Later at Lassen park these guys were running around everywhere.  A woman asked Greta if she had seen the chipmunks.  She said, "That is not a chipmunk, that is a golden mantled ground squirrel."  "Well if you say so," the woman replied, "but in Georgia we call 'em chipmunks."

So we're not the only people to be fooled by this superficial resemblance!

8 comments:

Michigander said...

Wow. I guess the birds and the bees were dispensed with long ago ...

Carolyn said...

So there ARE chipmunks in California! In my 3 years in the Bay Area I never saw a one. For that matter I never saw a golden mantled ground squirrel. I'm feeling deprived.

sarah in the woods said...

Ha! Sounds about like trying to id female warblers. Frustrating but fun.

Susan said...

Michigander, oh yes...we have inquiring minds here.

Carolyn, chipmunks tend to live at higher altitudes which may be why you haven't seen them. Those that live at the highest altitude have apparently disappeared:
http://www.care2.com/greenliving/chipmunks-vanish-from-california-mountains.html#

Sarah, oh yes--hopeless without photos.

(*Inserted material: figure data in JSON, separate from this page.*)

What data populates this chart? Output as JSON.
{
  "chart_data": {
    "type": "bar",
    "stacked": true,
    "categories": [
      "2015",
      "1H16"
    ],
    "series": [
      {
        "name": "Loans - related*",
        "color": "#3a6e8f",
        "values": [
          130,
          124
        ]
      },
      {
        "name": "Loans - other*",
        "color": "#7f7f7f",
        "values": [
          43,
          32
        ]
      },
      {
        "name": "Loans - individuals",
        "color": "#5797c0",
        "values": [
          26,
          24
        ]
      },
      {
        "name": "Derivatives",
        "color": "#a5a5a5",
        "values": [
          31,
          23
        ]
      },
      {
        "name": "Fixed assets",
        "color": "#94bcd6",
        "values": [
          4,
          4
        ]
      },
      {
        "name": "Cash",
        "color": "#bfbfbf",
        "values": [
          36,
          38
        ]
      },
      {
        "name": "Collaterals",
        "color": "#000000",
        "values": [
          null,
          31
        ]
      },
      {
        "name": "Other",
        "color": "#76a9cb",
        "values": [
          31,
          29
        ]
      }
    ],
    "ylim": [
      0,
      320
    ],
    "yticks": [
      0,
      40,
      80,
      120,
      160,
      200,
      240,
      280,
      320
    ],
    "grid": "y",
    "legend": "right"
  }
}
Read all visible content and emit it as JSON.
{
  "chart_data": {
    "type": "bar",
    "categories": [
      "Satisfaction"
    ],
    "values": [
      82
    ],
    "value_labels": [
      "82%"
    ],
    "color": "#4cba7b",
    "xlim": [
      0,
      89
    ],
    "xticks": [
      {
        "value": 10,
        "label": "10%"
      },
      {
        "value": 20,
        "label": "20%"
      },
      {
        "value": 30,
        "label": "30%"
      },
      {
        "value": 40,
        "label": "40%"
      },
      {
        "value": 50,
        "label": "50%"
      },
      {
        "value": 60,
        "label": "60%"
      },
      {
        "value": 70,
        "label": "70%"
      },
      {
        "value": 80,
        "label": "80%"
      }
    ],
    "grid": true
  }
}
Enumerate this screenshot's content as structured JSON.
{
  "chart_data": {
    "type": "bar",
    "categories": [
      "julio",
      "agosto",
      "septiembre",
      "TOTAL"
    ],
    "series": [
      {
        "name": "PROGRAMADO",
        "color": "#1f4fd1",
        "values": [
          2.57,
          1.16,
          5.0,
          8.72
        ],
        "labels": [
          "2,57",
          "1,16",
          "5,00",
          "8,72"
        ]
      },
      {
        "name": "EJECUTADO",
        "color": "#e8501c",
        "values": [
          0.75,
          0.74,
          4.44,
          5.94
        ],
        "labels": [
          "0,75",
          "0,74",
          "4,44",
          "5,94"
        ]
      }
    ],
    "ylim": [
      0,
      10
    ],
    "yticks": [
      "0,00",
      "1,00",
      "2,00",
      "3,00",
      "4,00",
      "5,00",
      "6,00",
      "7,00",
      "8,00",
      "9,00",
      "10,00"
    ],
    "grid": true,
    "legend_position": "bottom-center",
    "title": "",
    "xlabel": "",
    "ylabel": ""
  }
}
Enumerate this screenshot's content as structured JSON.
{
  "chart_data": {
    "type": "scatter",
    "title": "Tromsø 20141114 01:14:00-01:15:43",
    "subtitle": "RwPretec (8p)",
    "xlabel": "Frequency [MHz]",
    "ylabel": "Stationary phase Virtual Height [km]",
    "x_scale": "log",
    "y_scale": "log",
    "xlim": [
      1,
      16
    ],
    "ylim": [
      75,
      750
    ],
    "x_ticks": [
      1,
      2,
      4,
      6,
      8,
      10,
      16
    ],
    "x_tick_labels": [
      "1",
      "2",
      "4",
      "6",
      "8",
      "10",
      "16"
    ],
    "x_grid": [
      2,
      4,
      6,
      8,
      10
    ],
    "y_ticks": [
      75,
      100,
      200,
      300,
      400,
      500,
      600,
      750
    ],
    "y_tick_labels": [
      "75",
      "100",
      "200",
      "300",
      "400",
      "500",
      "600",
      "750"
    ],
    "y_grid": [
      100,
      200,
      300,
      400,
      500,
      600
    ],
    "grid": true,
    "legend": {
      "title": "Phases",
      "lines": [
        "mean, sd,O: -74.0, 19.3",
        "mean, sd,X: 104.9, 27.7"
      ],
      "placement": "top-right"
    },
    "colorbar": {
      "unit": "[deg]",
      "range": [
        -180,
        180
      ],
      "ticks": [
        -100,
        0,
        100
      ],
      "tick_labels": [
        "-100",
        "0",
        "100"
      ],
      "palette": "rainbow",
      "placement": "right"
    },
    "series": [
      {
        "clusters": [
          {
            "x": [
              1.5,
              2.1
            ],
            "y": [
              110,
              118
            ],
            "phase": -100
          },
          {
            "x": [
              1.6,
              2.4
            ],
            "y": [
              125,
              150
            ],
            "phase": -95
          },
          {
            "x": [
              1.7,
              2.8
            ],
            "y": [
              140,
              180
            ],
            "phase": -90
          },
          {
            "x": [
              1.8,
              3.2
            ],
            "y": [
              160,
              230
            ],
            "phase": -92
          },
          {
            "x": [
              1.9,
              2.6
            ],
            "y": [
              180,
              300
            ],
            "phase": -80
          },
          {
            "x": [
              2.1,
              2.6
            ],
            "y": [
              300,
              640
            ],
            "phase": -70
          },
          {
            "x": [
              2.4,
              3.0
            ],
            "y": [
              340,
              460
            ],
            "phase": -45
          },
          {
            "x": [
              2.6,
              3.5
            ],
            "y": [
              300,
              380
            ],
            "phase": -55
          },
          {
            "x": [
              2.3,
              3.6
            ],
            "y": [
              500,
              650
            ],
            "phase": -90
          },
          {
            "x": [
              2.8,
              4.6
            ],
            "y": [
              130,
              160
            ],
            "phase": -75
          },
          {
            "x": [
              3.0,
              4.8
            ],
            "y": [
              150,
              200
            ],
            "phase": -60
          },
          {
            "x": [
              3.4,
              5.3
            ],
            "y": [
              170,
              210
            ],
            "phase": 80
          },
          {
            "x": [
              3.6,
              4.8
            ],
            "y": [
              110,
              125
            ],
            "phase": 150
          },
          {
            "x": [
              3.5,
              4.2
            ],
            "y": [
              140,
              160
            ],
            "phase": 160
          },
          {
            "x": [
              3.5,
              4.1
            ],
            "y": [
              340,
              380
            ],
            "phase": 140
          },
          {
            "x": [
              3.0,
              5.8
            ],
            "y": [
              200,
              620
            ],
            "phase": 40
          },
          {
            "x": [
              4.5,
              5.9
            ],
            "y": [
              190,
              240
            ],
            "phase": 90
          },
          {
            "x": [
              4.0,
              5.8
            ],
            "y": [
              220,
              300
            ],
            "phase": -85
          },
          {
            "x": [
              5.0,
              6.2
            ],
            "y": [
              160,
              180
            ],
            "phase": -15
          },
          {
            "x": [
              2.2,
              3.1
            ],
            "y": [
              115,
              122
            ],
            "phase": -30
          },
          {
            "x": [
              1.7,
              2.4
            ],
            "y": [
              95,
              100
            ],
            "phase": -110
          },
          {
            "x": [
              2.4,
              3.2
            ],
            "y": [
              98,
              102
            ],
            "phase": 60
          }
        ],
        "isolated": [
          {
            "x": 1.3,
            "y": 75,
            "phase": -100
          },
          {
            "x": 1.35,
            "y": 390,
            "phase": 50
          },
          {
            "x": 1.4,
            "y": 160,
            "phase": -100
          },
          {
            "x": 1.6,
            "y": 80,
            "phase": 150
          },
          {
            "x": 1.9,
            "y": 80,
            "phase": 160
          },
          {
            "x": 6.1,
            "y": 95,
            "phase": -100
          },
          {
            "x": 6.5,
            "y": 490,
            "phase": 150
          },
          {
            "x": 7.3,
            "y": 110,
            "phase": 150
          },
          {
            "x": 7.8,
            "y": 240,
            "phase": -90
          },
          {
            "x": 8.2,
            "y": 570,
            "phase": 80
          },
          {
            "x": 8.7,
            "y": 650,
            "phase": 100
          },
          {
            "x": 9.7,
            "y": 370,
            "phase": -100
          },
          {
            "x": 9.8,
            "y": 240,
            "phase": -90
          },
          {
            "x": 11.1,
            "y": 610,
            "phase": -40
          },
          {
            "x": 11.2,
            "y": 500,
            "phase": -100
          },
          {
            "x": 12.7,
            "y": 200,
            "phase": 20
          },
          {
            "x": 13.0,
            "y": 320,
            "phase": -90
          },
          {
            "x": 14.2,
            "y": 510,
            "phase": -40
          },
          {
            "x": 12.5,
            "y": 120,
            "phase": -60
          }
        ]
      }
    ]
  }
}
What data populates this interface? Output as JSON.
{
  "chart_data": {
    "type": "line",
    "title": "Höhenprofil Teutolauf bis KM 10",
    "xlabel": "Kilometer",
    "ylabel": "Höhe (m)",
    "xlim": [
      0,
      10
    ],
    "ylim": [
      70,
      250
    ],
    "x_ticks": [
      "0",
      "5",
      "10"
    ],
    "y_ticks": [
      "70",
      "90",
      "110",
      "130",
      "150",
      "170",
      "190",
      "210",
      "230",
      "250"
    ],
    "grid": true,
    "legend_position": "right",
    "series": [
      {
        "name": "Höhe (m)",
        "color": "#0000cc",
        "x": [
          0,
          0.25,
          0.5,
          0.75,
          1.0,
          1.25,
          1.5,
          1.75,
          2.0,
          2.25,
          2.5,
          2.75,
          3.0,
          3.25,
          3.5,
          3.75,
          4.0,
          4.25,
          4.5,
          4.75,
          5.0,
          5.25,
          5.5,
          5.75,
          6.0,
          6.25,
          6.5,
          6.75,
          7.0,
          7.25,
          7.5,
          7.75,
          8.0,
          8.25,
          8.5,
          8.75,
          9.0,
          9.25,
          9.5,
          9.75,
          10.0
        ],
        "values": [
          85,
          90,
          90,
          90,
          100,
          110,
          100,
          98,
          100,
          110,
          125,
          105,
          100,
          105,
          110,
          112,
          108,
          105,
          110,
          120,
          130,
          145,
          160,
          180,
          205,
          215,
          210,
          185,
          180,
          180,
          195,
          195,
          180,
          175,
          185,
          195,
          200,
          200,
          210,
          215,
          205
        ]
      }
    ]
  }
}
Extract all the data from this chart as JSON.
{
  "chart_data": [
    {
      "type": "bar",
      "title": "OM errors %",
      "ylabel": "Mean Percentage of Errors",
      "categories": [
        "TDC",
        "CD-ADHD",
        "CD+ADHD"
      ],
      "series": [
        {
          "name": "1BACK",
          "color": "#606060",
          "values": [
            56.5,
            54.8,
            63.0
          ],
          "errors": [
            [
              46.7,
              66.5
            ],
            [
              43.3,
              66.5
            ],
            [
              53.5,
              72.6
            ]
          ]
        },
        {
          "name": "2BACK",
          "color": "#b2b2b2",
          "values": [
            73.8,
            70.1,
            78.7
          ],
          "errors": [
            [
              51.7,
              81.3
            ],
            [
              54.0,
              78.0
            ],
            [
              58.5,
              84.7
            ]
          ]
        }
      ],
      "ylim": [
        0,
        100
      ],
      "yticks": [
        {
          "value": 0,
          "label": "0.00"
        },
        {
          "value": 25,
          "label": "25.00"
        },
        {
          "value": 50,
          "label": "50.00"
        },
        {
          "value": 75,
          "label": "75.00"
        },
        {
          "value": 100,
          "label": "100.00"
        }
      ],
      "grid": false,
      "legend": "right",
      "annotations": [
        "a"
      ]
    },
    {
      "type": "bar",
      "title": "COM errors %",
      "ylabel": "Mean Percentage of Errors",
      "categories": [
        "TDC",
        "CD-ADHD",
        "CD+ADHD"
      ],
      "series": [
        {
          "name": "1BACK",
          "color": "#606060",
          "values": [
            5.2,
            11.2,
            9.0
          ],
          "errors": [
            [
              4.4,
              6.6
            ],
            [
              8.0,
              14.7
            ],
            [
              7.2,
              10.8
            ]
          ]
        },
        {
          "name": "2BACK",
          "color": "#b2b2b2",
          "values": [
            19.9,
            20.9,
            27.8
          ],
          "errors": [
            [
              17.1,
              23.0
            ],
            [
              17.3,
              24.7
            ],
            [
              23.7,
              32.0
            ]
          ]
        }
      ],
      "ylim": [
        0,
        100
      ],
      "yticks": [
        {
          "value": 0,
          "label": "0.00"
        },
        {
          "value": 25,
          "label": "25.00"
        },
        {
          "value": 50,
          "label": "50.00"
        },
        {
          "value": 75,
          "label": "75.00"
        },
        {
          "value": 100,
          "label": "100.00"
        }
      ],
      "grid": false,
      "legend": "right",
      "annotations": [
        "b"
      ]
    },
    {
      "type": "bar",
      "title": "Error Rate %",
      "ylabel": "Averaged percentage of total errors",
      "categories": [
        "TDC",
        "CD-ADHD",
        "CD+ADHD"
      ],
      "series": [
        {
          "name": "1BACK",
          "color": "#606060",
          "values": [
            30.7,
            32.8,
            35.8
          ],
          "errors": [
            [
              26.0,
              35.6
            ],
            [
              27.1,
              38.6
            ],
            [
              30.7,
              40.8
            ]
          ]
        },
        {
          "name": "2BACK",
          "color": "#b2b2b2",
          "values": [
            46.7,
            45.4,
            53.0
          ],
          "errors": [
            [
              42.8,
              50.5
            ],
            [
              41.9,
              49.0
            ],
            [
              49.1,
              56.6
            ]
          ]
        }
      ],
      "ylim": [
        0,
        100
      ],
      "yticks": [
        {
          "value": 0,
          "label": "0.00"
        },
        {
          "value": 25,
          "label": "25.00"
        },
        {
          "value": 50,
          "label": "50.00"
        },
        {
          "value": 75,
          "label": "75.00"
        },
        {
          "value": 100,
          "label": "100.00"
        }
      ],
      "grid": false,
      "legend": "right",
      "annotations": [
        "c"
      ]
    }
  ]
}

Unless you know their calls. Apparently we could have used calls to distinguish chipmunks as well, but was that chipmunk saying chit chit chit or chee chee chee? I'm not sure! We finally found a guidebook that had a page of California squirrels with helpful arrows pointing to the most important differences. That, combined with range info, allowed us to ID with reasonable certainty.

Kat said...

This one made me laugh out loud. Too funny about the guppies. And very interesting about the chip/squirrels.

Susan said...

Kat, the guppies made me laugh, too, which may have undermined our impromptu foray into ethics in science. I called for us to terminate our experiment since it was terminating our subjects. I was relieved when they revived though.

Karen said...

Glad your guppies dodged the bullet :-)
My 10-year-old loves trying to ID the birds and other animals that wander through our suburban yard, he'll spend hours looking through guidebooks. And, he was given a book recently called Know Your Chickens, which has gotten him all excited about chicken genetics! Cool stuff.

patricia said...

Your girls are just so smart. I love that Evelyn figured out that the squirrel wasn't a chipmunk, and that Greta was so indignant about the Georgia woman's misidentification. I'm just bummed that Greta won't be there for our habitat group, because she is so entertaining. But the other two--having them there is a joy. They're so knowledgeable. How could we have ever identified that California Slender Salamander without Evelyn? And we'd have never learned about goose pens!